Genetic mutation explaining progressive multiple sclerosis identified

Scientists have identified a mutation strongly associated with the progressive form of multiple sclerosis (MS). In a paper in Neuron they report seven individuals from two unrelated families who showed symptoms of rapidly progressive MS carried a mutation in the gene NR1H3 which regulates inflammation and immunity. The scientists also found common variants in this gene are associated with elevated risk for MS and suggest it presents a new drug therapy target for MS treatment.


Dr. Michael Demetriou, Director, National Multiple Sclerosis Society Designated Comprehensive Care Clinic; Professor, Neurology, School of Medicine, University of California, Irvine (webpage)

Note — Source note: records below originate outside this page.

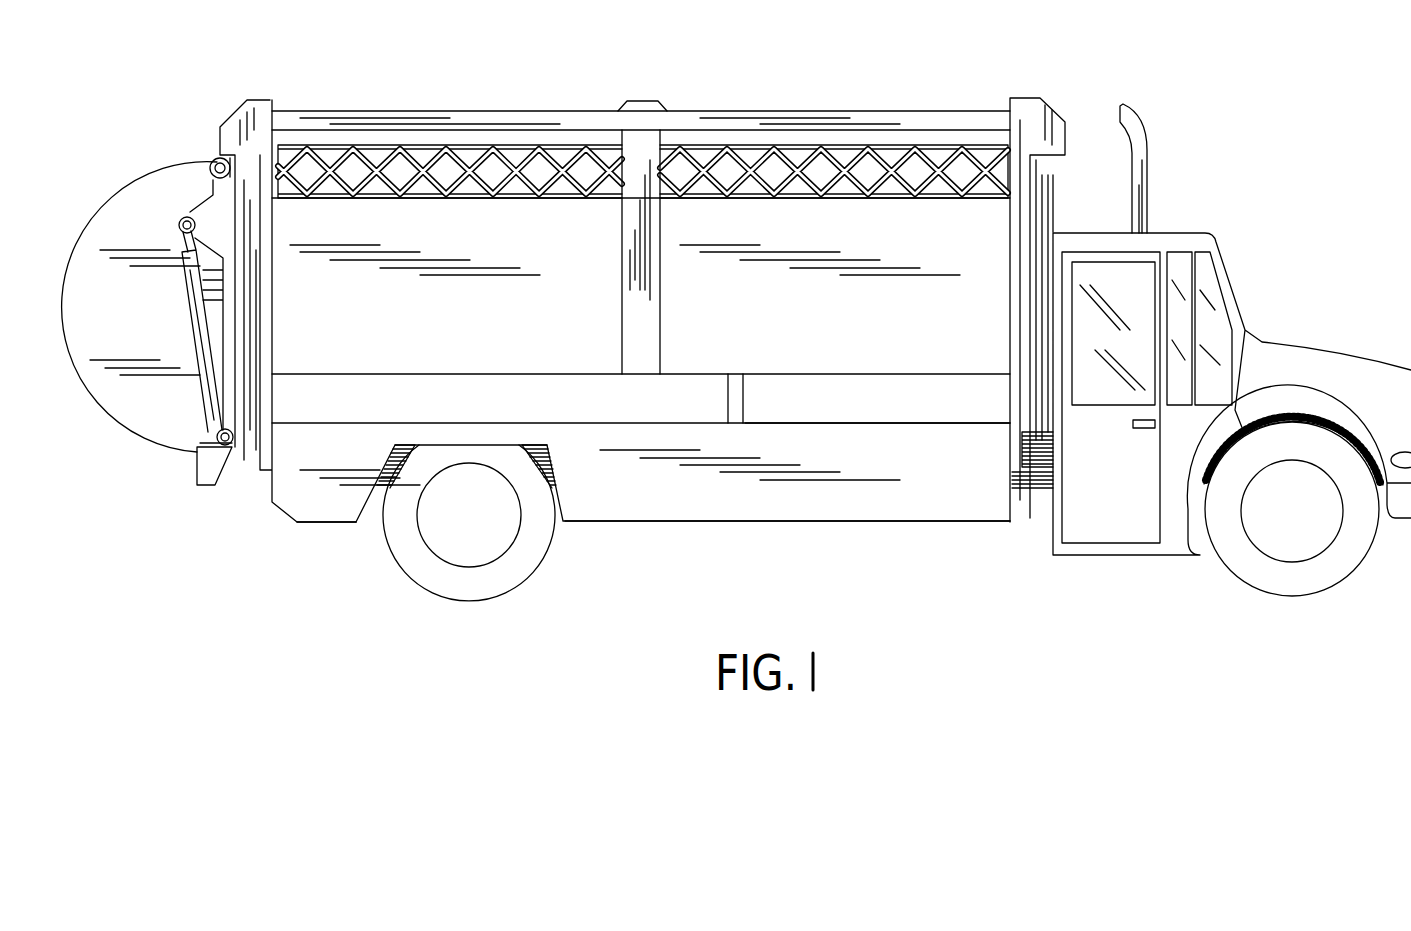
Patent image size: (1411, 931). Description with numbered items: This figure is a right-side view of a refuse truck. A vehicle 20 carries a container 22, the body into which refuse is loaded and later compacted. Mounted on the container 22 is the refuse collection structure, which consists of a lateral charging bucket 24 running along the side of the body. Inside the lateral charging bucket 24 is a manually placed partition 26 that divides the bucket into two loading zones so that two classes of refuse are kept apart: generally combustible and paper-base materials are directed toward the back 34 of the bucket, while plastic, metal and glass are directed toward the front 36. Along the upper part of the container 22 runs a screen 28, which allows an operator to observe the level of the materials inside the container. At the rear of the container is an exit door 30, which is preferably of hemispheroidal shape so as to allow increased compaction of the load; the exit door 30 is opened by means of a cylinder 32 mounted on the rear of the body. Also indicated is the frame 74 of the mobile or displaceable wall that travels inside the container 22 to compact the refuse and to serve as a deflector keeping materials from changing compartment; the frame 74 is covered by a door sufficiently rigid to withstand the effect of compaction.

The vehicle 20 is at (1177, 262).
The container 22 is at (474, 232).
The lateral charging bucket 24 is at (985, 498).
The partition 26 is at (735, 400).
The screen 28 is at (848, 168).
The exit door 30 is at (153, 208).
The cylinder 32 is at (205, 343).
The back 34 is at (363, 400).
The front 36 is at (890, 400).
The frame 74 is at (735, 192).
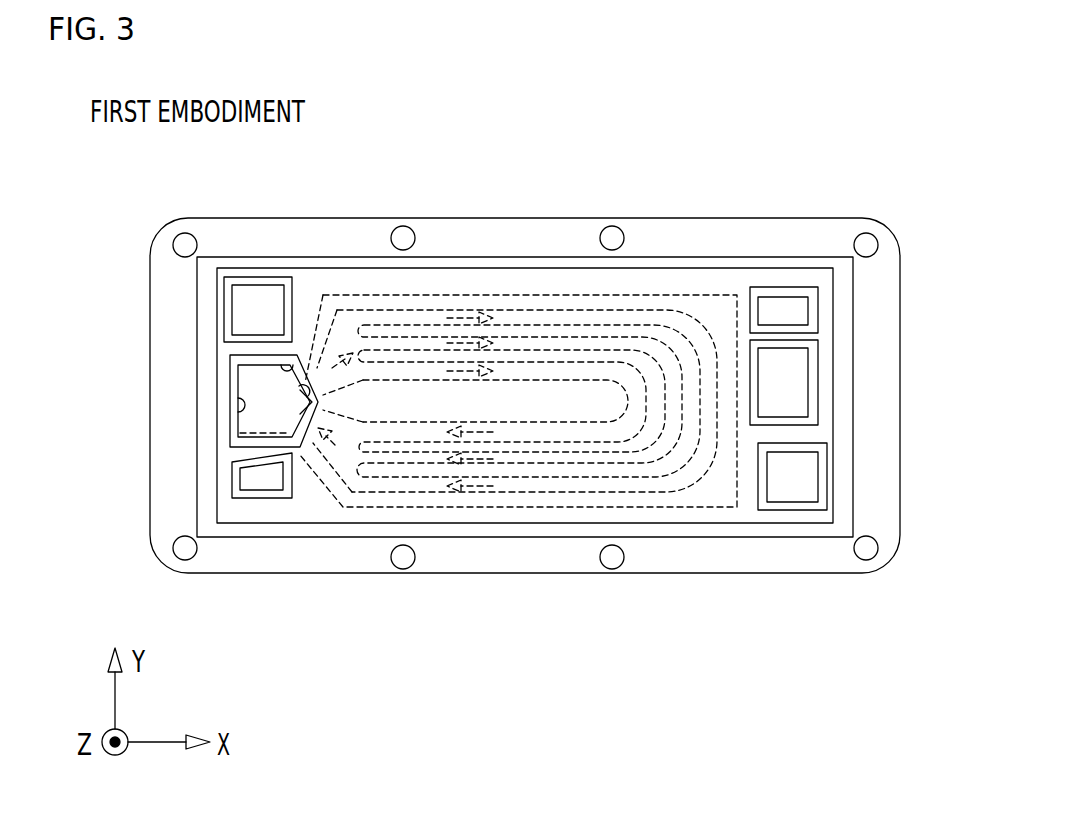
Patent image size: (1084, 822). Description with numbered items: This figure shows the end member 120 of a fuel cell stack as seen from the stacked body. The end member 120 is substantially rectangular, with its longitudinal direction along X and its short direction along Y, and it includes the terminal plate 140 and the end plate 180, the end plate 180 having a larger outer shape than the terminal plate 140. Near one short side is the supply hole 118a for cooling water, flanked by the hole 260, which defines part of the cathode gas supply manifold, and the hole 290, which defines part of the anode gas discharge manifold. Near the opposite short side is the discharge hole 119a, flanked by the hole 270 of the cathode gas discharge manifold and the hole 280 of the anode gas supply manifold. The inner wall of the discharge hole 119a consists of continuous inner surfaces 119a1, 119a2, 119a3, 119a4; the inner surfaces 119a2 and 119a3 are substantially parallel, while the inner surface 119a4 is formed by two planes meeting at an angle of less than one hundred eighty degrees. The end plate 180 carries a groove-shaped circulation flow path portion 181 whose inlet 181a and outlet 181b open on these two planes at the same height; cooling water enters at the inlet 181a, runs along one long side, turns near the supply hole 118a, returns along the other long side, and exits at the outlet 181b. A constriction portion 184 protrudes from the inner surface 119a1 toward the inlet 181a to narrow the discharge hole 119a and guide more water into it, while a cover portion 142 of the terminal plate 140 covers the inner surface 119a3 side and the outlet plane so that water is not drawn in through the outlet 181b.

The end member 120 is at (514, 216).
The terminal plate 140 is at (605, 282).
The end plate 180 is at (773, 555).
The circulation flow path portion 181 is at (530, 487).
The inlet 181a is at (315, 378).
The outlet 181b is at (303, 450).
The hole 270 is at (245, 308).
The hole 280 is at (258, 482).
The hole 290 is at (797, 313).
The hole 260 is at (795, 478).
The supply hole 118a is at (795, 382).
The discharge hole 119a is at (278, 408).
The inner surface 119a1 is at (307, 400).
The inner surface 119a2 is at (297, 373).
The inner surface 119a3 is at (285, 495).
The inner surface 119a4 is at (322, 390).
The constriction portion 184 is at (257, 392).
The cover portion 142 is at (284, 429).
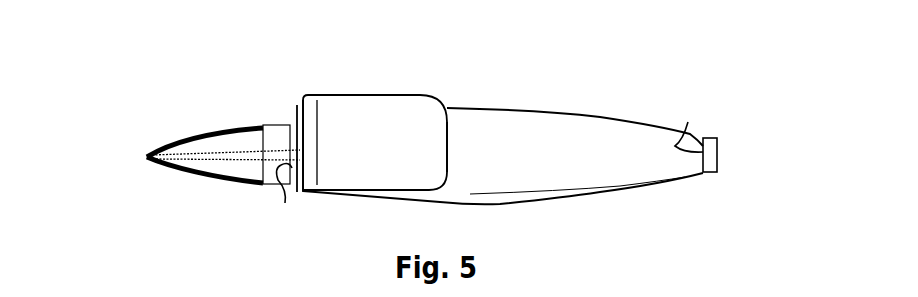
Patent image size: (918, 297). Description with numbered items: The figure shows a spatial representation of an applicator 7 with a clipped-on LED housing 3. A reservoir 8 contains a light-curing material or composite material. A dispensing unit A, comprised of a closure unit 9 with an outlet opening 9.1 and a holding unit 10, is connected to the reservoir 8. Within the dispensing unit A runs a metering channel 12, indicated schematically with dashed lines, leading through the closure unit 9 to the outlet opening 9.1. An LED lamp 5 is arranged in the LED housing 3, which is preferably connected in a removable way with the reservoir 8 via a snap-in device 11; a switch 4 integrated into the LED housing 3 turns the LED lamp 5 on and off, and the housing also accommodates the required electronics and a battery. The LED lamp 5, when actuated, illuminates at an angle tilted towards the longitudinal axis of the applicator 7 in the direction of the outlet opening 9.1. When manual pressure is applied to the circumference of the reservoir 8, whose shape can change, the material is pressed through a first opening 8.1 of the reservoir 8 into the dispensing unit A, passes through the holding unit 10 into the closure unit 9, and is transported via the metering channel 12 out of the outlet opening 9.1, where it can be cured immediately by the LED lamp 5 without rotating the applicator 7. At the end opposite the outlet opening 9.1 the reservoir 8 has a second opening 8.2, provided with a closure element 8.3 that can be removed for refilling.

The applicator 7 is at (580, 92).
The reservoir 8 is at (489, 150).
The LED housing 3 is at (397, 103).
The switch 4 is at (348, 96).
The snap-in device 11 is at (397, 163).
The LED lamp 5 is at (301, 106).
The holding unit 10 is at (271, 135).
The metering channel 12 is at (221, 153).
The closure unit 9 is at (190, 135).
The outlet opening 9.1 is at (146, 157).
The dispensing unit A is at (243, 108).
The first opening 8.1 is at (285, 203).
The second opening 8.2 is at (688, 122).
The closure element 8.3 is at (717, 140).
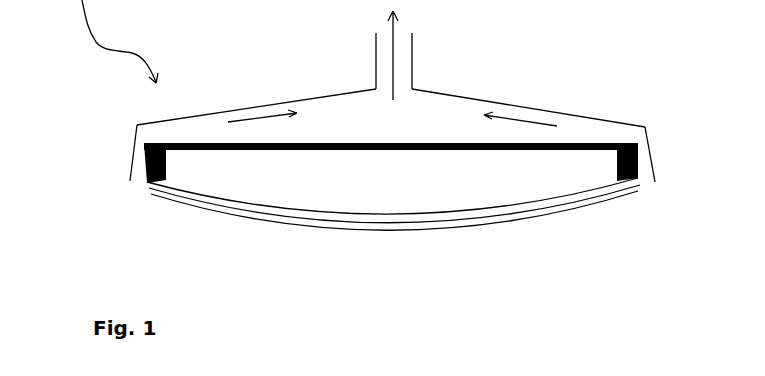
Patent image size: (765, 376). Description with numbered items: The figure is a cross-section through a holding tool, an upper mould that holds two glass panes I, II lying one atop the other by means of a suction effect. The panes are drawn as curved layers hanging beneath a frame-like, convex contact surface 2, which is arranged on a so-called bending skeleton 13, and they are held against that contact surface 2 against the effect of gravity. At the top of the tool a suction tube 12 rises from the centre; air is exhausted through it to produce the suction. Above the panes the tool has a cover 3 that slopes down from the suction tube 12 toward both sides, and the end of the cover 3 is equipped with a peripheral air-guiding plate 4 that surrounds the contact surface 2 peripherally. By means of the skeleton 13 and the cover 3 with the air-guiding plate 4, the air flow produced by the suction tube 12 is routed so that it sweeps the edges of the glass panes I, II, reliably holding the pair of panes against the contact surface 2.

The contact surface 2 is at (147, 177).
The cover 3 is at (235, 105).
The air-guiding plate 4 is at (133, 150).
The suction tube 12 is at (378, 50).
The skeleton 13 is at (576, 143).
The glass pane I is at (210, 210).
The glass pane II is at (228, 216).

Expertise: multiple sclerosis, autoimmunity, human genetics, metabolism, glycobiology

“The authors describe a rare form of familial multiple sclerosis and discovered a highly associated mutation in two families. However, the mutation was not completely predictive. So, while the mutation is strongly linked to MS, it’s not 100%. The mutation also represents a very rare form of MS. This mutation, though rare, is an important and very interesting finding that is relevant to the MS community at large.

“The researchers also found other nucleotide variations that are associated with progressive multiple sclerosis, which is a unique and valuable finding. However, these mutations were only weakly associated with MS, meaning that they do contribute to risk but are only a minor component and that there must be many other contributing risk factors.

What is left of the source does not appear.